By Sudeshna Sarkar, IANS,
Kathmandu : Set to generate about 6,500 MW of additional hydropower from 2016 onwards, Nepal is facing the spectre of generation but no buyer, thanks to the obstructive policy announced by its largest party, the Maoists.
The Maoists, now sitting in opposition, have announced their resistance to 14 hydropower companies that would be able to generate about 6,500 MW additional power, with most having Indian investment.
A main reason given by the former guerrillas is the current power scarcity in Nepal, which has seen power outages go up to nearly 20 hours daily during the dry season.
However, power producers say Nepal currently requires about 800 MW of power. Of this, nearly 635 MW is generated domestically while about 70-80 MW is imported from India. About 50 MW comes from thermal plants.
In the next few years, even if the domestic power consumption goes up exponentially, it will still not have the potential to utilise the additional power generated by new projects.
Indian companies investing in Nepal’s hydropower projects are regarded by the Maoists as having obtained the deals by arm-twisting the government in order to sell the power generated to India at the expense of Nepal’s industries.

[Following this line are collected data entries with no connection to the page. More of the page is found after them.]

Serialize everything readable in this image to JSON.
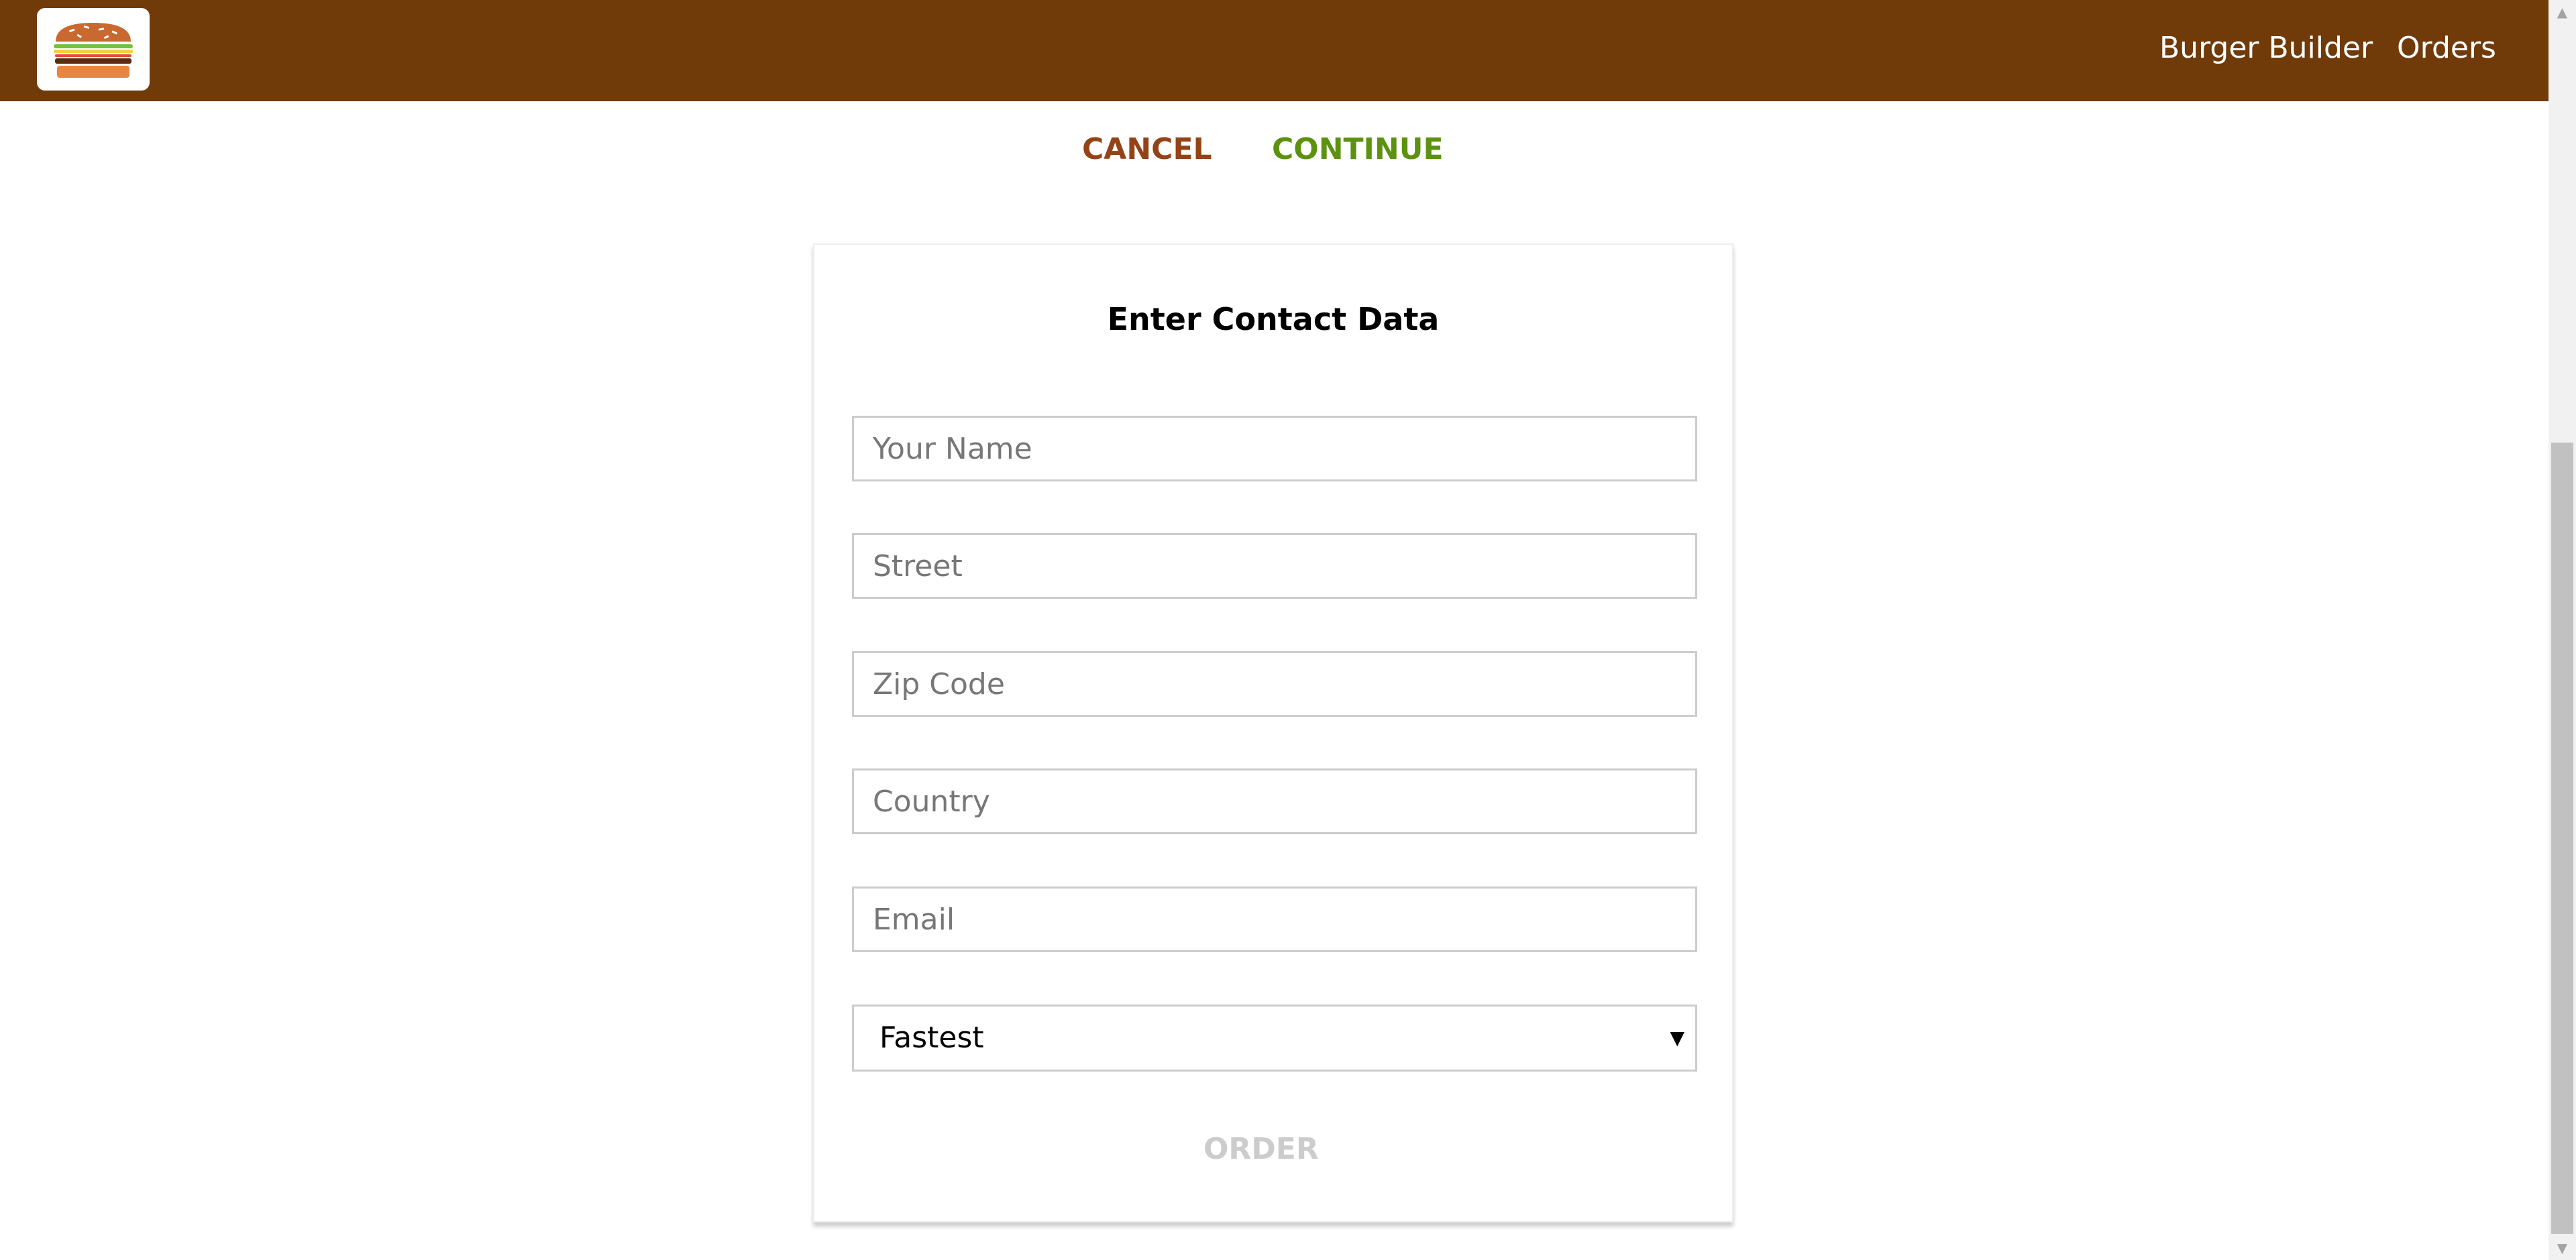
{
  "header": {
    "logo_icon": "burger-logo-icon",
    "nav": [
      {
        "label": "Burger Builder"
      },
      {
        "label": "Orders"
      }
    ],
    "background": "#703b09"
  },
  "actions": {
    "cancel_label": "CANCEL",
    "continue_label": "CONTINUE",
    "cancel_color": "#944317",
    "continue_color": "#5c9210"
  },
  "form": {
    "title": "Enter Contact Data",
    "fields": [
      {
        "placeholder": "Your Name",
        "value": ""
      },
      {
        "placeholder": "Street",
        "value": ""
      },
      {
        "placeholder": "Zip Code",
        "value": ""
      },
      {
        "placeholder": "Country",
        "value": ""
      },
      {
        "placeholder": "Email",
        "value": ""
      }
    ],
    "delivery": {
      "selected": "Fastest",
      "arrow_icon": "caret-down-icon"
    },
    "order_label": "ORDER",
    "order_disabled": true
  },
  "scrollbar": {
    "up_icon": "scroll-up-arrow-icon",
    "down_icon": "scroll-down-arrow-icon"
  }
}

But the truth is that most of the projects were allocated on the basis of competitive bidding. Two of them – the 900 MW Upper Karnali awarded to a consortium led by India’s GMR Group and the 402 MW Arun III to be developed by India’s public sector Satluj Jal Vidyut Nigam – were approved by the cabinet when the Maoists were part of the ruling coalition and subsequently, were endorsed by the appropriate parliamentary committee.
During the brief government headed by the Maoists, their chief Pushpa Kamal Dahal Prachanda himself courted Indian investors for hydropower projects during his visit to India and the Maoist power policy envisioned generating 10,000 MW by 2018.
Hydropower companies say it is more lucrative for them to sell power in Nepal and they would be more than willing to do so if there was a buyer.
A company developing a hydel project for domestic consumption has to pay lower royalty to the government. Moreover, it has a 35-year period to run the project before handing it over to the Nepal government whereas companies generating power for export are given a licence for 30 years.
Currently, Nepal is going through its worst economic crisis with trade deficit soaring by 41.5 percent to NRS 314.66 billion.
According to the Trade and Export Promotion Centre under the ministry of commerce and supplies, imports in the last fiscal grew by over 29 percent to NRS 375.6 billion while exports fell by 11 percent.
Nepal’s two biggest export items currently are polyester and other fibres, followed by carpets. However, with its rivers capable of producing nearly 42,000 MW, power could become the biggest export commodity, boosting the economy.
Ironically, some of the hydropower projects that could have helped perk up the economy have not been able to get off the ground due to politically motivated protests.
The 750 MW West Seti Hydropower Project was awarded to Australia’s Snowy Mountain Engineering Corporation in 1997.
However, more than a decade later, it is yet to be up and running due to obstruction.
After the fresh Maoist opposition triggered widespread condemnation by Nepal’s government, power producers and the media, the former rebels changed their tune, saying the threats were issued by local-level leaders.
However, this has become the standard excuse trotted out by the leadership every time the party faces criticism due to anarchical acts. Investors feel either the leadership is lying or it is fast losing control over its cadre.
The Maoist action has also been scaring away financial institutions with banks wary of lending capital.